The Eugene B. Casey Foundation has made a $1 million gift to Washington College to enhance the campus swim center, including new locker rooms for the men’s and women’s swim teams.
In announcing the gift, President Mitchell B. Reiss expressed gratitude to alumna Betty Brown Casey ’47 and the Foundation that bears her late husband’s name, describing them as “wonderfully generous benefactors who have helped shape Washington College for more than three decades.” Casey Foundation gifts have funded such major facilities as the Eugene B. Casey Academic Center, the Eugene B. Casey Swim Center, and the purchase and renovation of the Rose O’Neill Literary House and the Brown Cottage guesthouse. The Foundation also supports several scholarships.
“Quite simply, Betty Casey and her husband, Eugene, through the Eugene B. Casey Foundation, have transformed Washington College with their support,” says Reiss, “and we deeply appreciate our history together. This new gift will reward our scholar-athletes for their hard work in the pool and boost our recruiting. It couldn’t come at a better time, with our swimmers and coaching staff coming off such a strong season.” This year, the Shoremen broke 12 school records, and head coach Kimberly Lessard was named Centennial Conference Men’s Coach of the Year.
Much of the million-dollar gift will create new, thoroughly modern locker rooms for the home teams. In the current 30-year-old facility, the men’s and women’s teams each have just one locker room to accommodate themselves, their visiting teams, and the rest of the community. “We are excited to have a space dedicated just to our swimmers, a space they can take pride in,” says Lessard, who coaches both the men’s and women’s teams.

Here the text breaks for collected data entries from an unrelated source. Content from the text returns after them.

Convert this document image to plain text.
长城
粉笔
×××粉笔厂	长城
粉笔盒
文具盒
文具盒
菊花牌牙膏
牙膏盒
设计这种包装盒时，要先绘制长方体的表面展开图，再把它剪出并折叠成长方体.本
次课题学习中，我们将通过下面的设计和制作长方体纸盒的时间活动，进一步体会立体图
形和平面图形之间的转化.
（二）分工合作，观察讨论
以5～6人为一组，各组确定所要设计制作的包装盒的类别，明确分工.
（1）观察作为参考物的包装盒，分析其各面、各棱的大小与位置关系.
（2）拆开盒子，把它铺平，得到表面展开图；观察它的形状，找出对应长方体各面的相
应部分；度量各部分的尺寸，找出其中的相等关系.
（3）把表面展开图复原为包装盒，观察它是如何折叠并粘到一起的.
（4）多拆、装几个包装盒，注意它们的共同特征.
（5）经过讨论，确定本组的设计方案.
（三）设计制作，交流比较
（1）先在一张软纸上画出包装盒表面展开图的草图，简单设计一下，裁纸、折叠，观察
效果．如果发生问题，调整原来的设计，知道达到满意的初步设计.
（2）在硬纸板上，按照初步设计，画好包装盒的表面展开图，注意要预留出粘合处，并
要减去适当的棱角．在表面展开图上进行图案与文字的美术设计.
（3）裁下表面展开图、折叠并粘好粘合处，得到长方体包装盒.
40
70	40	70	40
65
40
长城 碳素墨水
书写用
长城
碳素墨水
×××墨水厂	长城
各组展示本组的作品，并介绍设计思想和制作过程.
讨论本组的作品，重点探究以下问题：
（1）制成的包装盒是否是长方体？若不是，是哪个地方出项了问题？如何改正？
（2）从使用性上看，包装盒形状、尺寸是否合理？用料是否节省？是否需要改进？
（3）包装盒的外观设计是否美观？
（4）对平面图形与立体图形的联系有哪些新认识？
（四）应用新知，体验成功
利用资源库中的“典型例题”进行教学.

One aspect of the planned addition that is especially important to Lessard is a lounge area where swimmers can squeeze in more study time before and after practices. “We take such pride in our teams’ academic achievements—our men’s team earned the 11th highest GPA among DIII teams, and our women were ranked 15th, out of the more than 250 schools in the division,” she says. “We want to continue that strong tradition. Plus, we currently do not have a room where we can have team meetings or team pep talks during the meets, so the lounge area will have many purposes.”
Coach Lessard and Athletic Director Bryan Matthews are working closely with project architect Daniel Harrigan of Spillman Farmer Architects, the same Bethlehem, Pa.-based firm that designed Roy Kirby, Jr. Stadium. As a former collegiate swimmer and Olympic medalist—he earned a bronze medal in the 200-meter backstroke in Montreal in 1976—Harrigan knows his way around the pool. He also designed an addition for the swim center at his alma mater, North Carolina State, which, as coincidence would have it, is named the Casey Aquatic Center after a former swim coach and athletic director. “So you could definitely say I’m the expert on building additions to swim centers named in honor of Caseys,” he quips.

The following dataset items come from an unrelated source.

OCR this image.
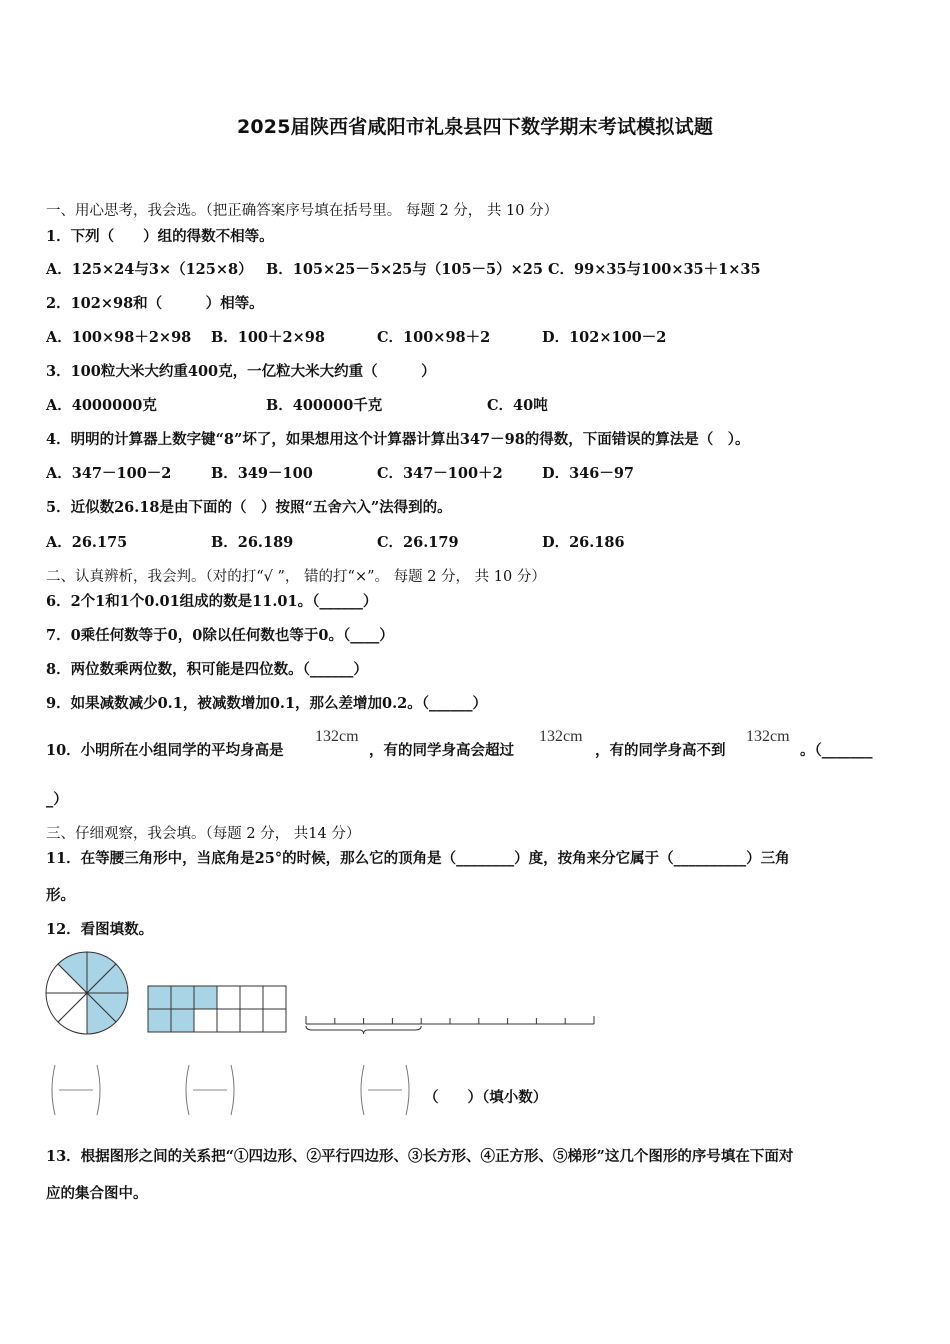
2025届陕西省咸阳市礼泉县四下数学期末考试模拟试题
一、用心思考，我会选。（把正确答案序号填在括号里。 每题 2 分， 共 10 分）
1．下列（　　）组的得数不相等。
A．125×24与3×（125×8） B．105×25－5×25与（105－5）×25 C．99×35与100×35＋1×35
2．102×98和（　　　）相等。
A．100×98＋2×98 B．100＋2×98	C．100×98＋2	D．102×100－2
3．100粒大米大约重400克，一亿粒大米大约重（　　　）
A．4000000克	B．400000千克	C．40吨
4．明明的计算器上数字键“8”坏了，如果想用这个计算器计算出347－98的得数，下面错误的算法是（　）。
A．347－100－2	B．349－100	C．347－100＋2	D．346－97
5．近似数26.18是由下面的（　）按照“五舍六入”法得到的。
A．26.175	B．26.189	C．26.179	D．26.186
二、认真辨析，我会判。（对的打“√ ”， 错的打“×”。 每题 2 分， 共 10 分）
6．2个1和1个0.01组成的数是11.01。（______）
7．0乘任何数等于0，0除以任何数也等于0。（____）
8．两位数乘两位数，积可能是四位数。（______）
9．如果减数减少0.1，被减数增加0.1，那么差增加0.2。（______）
10．小明所在小组同学的平均身高是
132cm
，有的同学身高会超过
132cm
，有的同学身高不到
132cm
。（_______
_）
三、仔细观察，我会填。（每题 2 分， 共14 分）
11．在等腰三角形中，当底角是25°的时候，那么它的顶角是（________）度，按角来分它属于（__________）三角
形。
12．看图填数。
（　　）（填小数）
13．根据图形之间的关系把“①四边形、②平行四边形、③长方形、④正方形、⑤梯形”这几个图形的序号填在下面对
应的集合图中。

“How perfect is that?” asks Lessard. “It’s so exciting to have an Olympic swimmer as our architect and designer. We are going to have some amazing locker rooms.”
Fletcher R. Hall says
Editor, Another very generous and appropriate gift from the Casey Foundation. Washington College is fortunate to have Mrs. Casey.
Fletcher R. Hall
Class ’63
Marty Stetson says
What great news. The pool has been a wonderful asset to the college and the town. I have been swimming there for over tweny-five years and am so grateful to have been permitted to do so. The swim team and their coaches are really nice to just be around. Kim is truly a grat coach and nice person. I was able to observe her and her girls from before their birth and into their college life. They like their mother, are really nice people.